The goal and challenge, Hackett said, was telling a familiar story in a way that will make an audience look at it with fresh eyes.

“There is no usual way a play is performed,” Hackett said. “This is especially true with Shakespeare, where directors often update the play, at the very least.”

Though Hackett has used this specific production’s script — which was originally commissioned for the San Diego California-Pacific International Exposition in 1936 — in his theater classes, he said he never directed this version of the production before.

Because of that, some of the challenges associated with the production, he said, were designing and incorporating the film sequences in the show and instructing the actors in stage combat, which he said is a very special skill.

Although the mixture of multimedia video and live acting may seem radically innovative to some audiences, Hackett and much of the theater department have had experience in working with productions that combine live video and on stage acting.

In November 2010, Hackett directed the Shakespeare play “Two Gentlemen of Verona” at the College and included scenes of film shot in advance.

“There was no live broadcast,” Hackett said. “In Romeo and Juliet, all the film used was shot in advance or was broadcasted live during the performances.”

Theater professor and the play’s lighting designer Dan Kotlowitz said that the current production is the first time the theater department has been so committed to using live video.

“There is a student who films the perspective from above the stage, and she is very much still a part of the play,” Kotlowitz said.

This inclusion of live broadcast, Kotlowitz said, created a sense of intimacy, especially in the play’s iconic balcony scene where a close-up of Juliet’s face is projected on to the main screen while Romeo watches her from below and on a small monitor in front of him.

“Audiences could step back and see the scenes from different sides,” Kotlowitz said. “I can see this approach being used more in our future productions.”

To challenge any possible preconceived notions of “Romeo and Juliet” and to get audiences to question why Shakespearemight have included certain scenes or dialogue in the play, the production also took an unconventional approach in its set design. Rather than setting the play in Verona or randomly placing characters in a high school or college setting, this adaptation takes place in a rehearsal studio.
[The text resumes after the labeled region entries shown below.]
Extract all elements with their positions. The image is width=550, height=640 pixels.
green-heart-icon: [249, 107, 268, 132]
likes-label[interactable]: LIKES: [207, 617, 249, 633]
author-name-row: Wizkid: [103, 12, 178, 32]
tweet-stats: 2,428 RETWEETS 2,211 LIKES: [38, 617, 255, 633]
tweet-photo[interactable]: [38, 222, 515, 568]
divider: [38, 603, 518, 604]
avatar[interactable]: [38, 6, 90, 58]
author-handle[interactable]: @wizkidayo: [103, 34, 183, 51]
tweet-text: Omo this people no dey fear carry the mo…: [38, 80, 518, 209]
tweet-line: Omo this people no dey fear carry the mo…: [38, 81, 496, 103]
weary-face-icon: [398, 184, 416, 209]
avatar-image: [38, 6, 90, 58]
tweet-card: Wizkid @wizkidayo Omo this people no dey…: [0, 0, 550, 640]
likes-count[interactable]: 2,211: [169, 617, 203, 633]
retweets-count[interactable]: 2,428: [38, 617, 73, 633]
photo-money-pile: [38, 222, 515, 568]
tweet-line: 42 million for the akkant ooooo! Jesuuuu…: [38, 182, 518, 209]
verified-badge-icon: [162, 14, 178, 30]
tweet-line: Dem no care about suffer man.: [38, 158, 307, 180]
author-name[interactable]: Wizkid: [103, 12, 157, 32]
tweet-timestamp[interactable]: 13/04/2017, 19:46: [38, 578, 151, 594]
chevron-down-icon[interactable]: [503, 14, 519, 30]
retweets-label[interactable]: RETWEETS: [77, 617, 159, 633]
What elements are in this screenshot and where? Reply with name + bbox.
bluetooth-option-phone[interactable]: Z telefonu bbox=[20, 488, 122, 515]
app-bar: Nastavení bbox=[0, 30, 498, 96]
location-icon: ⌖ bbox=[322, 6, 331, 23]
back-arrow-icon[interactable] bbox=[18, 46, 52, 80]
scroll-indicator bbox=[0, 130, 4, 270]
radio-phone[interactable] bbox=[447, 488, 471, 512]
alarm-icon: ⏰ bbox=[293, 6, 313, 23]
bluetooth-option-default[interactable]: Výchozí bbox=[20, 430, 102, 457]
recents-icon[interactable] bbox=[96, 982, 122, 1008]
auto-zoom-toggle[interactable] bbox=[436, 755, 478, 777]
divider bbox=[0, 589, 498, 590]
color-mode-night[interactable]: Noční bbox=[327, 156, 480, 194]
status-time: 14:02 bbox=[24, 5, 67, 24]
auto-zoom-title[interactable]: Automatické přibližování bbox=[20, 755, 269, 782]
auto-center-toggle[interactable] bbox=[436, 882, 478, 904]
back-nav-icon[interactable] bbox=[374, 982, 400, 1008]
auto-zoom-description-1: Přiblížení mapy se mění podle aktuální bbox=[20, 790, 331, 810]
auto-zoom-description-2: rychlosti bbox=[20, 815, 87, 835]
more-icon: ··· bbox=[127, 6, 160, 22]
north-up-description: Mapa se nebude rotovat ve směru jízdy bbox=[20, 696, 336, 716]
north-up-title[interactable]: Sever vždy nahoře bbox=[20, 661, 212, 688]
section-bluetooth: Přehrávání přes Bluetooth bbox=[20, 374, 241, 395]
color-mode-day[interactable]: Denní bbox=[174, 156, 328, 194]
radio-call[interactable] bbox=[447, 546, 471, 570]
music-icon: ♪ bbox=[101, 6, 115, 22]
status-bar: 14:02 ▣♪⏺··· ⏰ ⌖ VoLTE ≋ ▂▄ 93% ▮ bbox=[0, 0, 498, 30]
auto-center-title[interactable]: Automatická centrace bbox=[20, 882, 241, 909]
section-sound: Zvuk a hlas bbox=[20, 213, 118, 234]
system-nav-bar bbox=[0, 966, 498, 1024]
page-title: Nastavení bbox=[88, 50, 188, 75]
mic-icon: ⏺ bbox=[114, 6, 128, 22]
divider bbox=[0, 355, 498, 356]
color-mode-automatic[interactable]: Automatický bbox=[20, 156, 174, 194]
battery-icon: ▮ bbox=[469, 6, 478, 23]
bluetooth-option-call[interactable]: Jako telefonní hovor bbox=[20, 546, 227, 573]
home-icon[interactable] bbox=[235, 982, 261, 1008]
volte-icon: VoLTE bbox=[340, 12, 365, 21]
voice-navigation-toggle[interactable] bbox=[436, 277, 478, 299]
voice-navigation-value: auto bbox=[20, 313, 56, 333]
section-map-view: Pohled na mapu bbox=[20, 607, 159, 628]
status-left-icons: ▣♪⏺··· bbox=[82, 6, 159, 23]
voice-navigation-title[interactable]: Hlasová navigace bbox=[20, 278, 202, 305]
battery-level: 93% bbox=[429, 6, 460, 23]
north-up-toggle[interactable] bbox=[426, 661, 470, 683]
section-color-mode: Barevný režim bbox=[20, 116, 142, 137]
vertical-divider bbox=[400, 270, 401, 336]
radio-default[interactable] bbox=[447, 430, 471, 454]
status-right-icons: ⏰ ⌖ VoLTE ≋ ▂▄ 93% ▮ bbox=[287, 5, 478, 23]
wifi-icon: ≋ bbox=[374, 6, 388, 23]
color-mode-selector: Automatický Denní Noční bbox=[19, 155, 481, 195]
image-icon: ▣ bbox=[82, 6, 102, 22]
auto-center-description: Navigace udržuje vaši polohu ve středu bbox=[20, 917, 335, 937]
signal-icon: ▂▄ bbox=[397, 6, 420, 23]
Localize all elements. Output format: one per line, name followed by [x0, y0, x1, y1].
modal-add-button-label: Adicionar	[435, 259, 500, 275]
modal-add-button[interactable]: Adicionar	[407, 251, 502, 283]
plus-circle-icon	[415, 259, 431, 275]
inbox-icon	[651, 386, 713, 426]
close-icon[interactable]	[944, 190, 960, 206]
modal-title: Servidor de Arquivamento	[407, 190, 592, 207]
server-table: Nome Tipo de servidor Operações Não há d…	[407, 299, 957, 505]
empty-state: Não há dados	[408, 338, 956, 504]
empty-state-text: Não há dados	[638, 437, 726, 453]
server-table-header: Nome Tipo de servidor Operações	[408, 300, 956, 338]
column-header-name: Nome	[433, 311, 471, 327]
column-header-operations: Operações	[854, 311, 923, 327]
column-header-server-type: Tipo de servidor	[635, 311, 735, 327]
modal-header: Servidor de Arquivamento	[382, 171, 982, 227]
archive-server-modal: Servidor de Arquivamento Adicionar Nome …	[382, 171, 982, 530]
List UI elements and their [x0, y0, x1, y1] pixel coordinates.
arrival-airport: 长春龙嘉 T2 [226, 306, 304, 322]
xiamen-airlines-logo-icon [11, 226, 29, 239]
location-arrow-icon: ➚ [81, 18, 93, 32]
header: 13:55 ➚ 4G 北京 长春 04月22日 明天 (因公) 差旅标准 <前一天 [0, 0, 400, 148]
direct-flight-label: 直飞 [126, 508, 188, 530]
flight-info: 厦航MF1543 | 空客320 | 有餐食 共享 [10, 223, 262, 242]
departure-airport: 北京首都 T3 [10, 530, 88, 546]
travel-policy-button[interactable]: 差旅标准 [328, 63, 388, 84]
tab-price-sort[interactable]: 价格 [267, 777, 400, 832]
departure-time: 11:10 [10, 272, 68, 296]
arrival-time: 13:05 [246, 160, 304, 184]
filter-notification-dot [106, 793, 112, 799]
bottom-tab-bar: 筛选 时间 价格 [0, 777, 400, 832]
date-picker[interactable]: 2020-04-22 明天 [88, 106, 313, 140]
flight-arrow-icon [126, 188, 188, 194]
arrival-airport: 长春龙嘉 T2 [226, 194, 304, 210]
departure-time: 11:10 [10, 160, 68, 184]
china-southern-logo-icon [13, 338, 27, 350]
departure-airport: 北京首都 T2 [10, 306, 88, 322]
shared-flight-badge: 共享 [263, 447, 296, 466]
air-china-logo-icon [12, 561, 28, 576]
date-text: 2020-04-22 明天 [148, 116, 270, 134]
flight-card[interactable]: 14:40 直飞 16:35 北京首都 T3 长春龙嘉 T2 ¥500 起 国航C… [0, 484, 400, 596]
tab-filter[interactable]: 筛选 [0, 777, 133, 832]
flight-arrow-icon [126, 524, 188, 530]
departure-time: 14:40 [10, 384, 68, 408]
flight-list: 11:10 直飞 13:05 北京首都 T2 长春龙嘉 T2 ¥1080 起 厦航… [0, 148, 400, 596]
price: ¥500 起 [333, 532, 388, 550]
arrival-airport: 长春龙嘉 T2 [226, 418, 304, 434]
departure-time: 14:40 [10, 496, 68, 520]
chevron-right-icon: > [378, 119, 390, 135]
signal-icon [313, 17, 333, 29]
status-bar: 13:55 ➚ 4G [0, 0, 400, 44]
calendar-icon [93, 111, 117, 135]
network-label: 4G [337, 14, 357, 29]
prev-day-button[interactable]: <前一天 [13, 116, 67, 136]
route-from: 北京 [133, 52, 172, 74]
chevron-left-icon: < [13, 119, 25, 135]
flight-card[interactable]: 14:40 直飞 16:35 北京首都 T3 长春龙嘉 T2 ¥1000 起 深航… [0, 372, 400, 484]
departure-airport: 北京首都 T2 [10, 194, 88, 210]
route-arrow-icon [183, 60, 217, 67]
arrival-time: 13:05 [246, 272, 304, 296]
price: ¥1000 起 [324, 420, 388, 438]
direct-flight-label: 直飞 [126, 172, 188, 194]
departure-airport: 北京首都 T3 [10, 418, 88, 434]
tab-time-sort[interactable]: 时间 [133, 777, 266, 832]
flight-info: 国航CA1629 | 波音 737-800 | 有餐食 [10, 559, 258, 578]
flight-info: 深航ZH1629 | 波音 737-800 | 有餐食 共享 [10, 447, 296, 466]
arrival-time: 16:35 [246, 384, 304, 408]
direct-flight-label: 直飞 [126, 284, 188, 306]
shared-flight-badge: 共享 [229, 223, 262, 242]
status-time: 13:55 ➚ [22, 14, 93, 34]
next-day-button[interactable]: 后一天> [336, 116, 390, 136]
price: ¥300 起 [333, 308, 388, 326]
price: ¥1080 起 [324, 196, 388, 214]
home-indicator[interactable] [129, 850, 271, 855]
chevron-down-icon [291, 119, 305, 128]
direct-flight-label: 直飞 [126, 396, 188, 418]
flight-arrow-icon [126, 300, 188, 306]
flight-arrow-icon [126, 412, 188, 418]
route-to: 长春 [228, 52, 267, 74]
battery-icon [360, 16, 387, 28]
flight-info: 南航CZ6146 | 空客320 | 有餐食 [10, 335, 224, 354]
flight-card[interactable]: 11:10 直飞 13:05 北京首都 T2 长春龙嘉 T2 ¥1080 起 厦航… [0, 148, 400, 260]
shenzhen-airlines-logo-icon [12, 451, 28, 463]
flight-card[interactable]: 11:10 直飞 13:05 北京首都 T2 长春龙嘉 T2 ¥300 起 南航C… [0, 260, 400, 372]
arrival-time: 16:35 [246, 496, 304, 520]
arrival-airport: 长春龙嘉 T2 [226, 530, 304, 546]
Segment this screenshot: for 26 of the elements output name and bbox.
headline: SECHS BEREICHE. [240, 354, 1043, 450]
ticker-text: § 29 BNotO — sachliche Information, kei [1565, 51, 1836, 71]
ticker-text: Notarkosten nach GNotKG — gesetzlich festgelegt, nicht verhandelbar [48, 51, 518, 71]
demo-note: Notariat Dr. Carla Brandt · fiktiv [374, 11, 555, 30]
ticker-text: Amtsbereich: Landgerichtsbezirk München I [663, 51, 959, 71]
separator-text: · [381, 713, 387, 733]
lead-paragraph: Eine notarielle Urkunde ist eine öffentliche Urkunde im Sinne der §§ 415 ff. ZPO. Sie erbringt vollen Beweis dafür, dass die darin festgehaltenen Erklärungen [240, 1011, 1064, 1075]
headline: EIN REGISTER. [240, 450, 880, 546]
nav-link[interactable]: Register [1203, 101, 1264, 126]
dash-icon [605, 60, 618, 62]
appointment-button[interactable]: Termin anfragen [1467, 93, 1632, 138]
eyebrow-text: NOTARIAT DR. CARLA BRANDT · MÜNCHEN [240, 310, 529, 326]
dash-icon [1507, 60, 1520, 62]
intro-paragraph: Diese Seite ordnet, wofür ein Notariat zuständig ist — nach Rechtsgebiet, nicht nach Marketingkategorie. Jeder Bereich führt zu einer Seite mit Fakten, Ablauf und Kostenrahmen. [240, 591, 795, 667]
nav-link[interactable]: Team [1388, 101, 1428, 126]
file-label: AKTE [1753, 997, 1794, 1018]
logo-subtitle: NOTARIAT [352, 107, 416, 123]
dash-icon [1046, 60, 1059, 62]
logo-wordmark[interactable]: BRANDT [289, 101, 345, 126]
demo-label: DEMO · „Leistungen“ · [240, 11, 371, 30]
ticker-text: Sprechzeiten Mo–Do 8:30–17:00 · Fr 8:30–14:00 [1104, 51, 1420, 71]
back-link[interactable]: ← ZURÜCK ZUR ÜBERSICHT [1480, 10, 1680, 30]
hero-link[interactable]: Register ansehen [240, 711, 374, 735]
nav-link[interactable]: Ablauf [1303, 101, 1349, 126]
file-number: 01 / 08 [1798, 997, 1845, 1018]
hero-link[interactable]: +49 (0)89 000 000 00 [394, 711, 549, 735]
Visiting theater professor and the production’s set designer Georgi Alexi-Meskhishvili said that while the set designs are never the same for any shows, this particular set was very different than any of the other sets he has designed at Dartmouth. Alexi-Meskhiskvili and Hackett worked closely together to create the set design, which features video cameras and monitors for the film aspect of the production as well as scattered tables and costumes for the onstage acting portion, Alexi-Meskhiskvili said.

The stage managers, Kotlowitz said, also purposefully left “junk” on the stage to give the audience an in-depth look at the performance from the crew’s point of view, because the managers gave directions to the actors while onstage during the performance.

Despite the difficulty in creating an atmosphere that reflected the background of “Romeo and Juliet” with multimedia aspects, designing the set around the inclusion of video, Alexi-Meskhishvili said, was not a problem.

The use of live video, Kotlowitz said, presented a challenge in figuring out the balance for lighting during the production.

“The lighting for the video and onstage are very different,” Kotlowitz said. “We needed to find a balance for the different views of the live-broadcast video.”

Though the curtain for the winter MainStage’s production of “Romeo and Juliet” has just closed, the theater department is already preparing for its next series of productions.

In the spring, the department will be presenting the musical “Merrily We Roll Along” as a part of an honors project with Dartmouth undergraduates spearheading the performance along with other student productions.